The Florida Department of Juvenile Justice says it “strives to increase public safety by reducing juvenile delinquency, strengthening families and turning around the lives of troubled youth.” Creating more trouble for youth and their families is obviously not part of their mission, yet that’s what may have happened. From a press release they issued yesterday:
The Florida Department of Juvenile Justice (DJJ) today reported an information security breach to FDLE, due to the possibility of identity theft.
On Jan. 2, DJJ reported the theft of a mobile device containing youth and employee records to the Tallahassee Police Department (TPD), which is currently investigating the theft. DJJ has also notified the Office of Information Security.
The device, which was stolen from a secure DJJ office, was not encrypted or password-protected as required by DJJ’s technology policy.
“This is an unacceptable lapse that could potentially expose youth and employees to identity theft,” stated Secretary Wansley Walters. “We are working to determine who may be affected by the breach and make sure that all other devices with confidential information are properly protected. We are partnering with TPD to track down the stolen device and have reached out to FDLE.”
DJJ confirms that more than 100,000 records may have been compromised, and the agency is currently working to determine the affected individuals. DJJ is working to notify those youth and employees who may be affected, once they are determined.
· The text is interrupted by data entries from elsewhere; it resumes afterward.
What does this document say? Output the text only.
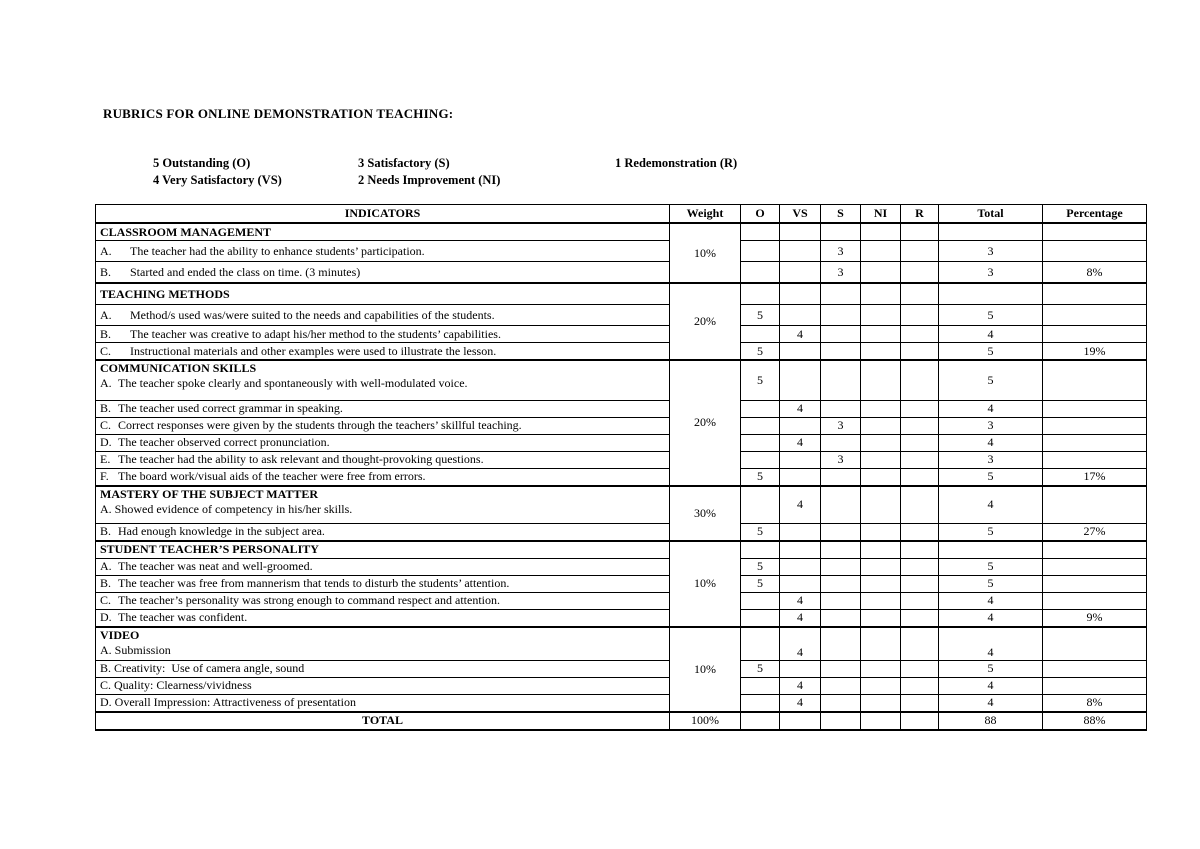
RUBRICS FOR ONLINE DEMONSTRATION TEACHING:
5 Outstanding (O)
4 Very Satisfactory (VS)
3 Satisfactory (S)
2 Needs Improvement (NI)
1 Redemonstration (R)
INDICATORS	Weight	O	VS	S	NI	R	Total	Percentage
CLASSROOM MANAGEMENT	10%							
A. The teacher had the ability to enhance students’ participation.				3			3	
B. Started and ended the class on time. (3 minutes)				3			3	8%
TEACHING METHODS	20%							
A. Method/s used was/were suited to the needs and capabilities of the students.		5					5	
B. The teacher was creative to adapt his/her method to the students’ capabilities.			4				4	
C. Instructional materials and other examples were used to illustrate the lesson.		5					5	19%

COMMUNICATION SKILLS
A. The teacher spoke clearly and spontaneously with well-modulated voice.	20%	5					5	
B. The teacher used correct grammar in speaking.			4				4	
C. Correct responses were given by the students through the teachers’ skillful teaching.				3			3	
D. The teacher observed correct pronunciation.			4				4	
E. The teacher had the ability to ask relevant and thought-provoking questions.				3			3	
F. The board work/visual aids of the teacher were free from errors.		5					5	17%

MASTERY OF THE SUBJECT MATTER
A. Showed evidence of competency in his/her skills.	30%		4				4	
B. Had enough knowledge in the subject area.		5					5	27%
STUDENT TEACHER’S PERSONALITY	10%							
A. The teacher was neat and well-groomed.		5					5	
B. The teacher was free from mannerism that tends to disturb the students’ attention.		5					5	
C. The teacher’s personality was strong enough to command respect and attention.			4				4	
D. The teacher was confident.			4				4	9%

VIDEO
A. Submission	10%		4				4	
B. Creativity:  Use of camera angle, sound		5					5	
C. Quality: Clearness/vividness			4				4	
D. Overall Impression: Attractiveness of presentation			4				4	8%
TOTAL	100%						88	88%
DJJ issued emails with a policy reminder and prospective security instructions to all employees and contracted provider programs requiring the immediate encryption of all mobile devices that are not already protected and contain confidential data.
For information on preventing and recovering from identity theft, please visit the Florida Attorney General Identity Theft webpage or the Federal Trade Commission identity theft webpage, or call1-877-ID-THEFT (438-4338).
This may not be the department’s first “unacceptable lapse.” In September 2012, a small item in the Orlando Sentinel reported that three computers “containing sensitive Department of Juvenile Justice information” were stolen. The theft, which occurred at the Boca Club apartments, was reported to and by the Orlando Police, who would not reveal any other details citing the ongoing investigation. Why three computers with sensitive DJJ information were at that location was never explained, and I found no follow-up on the theft report.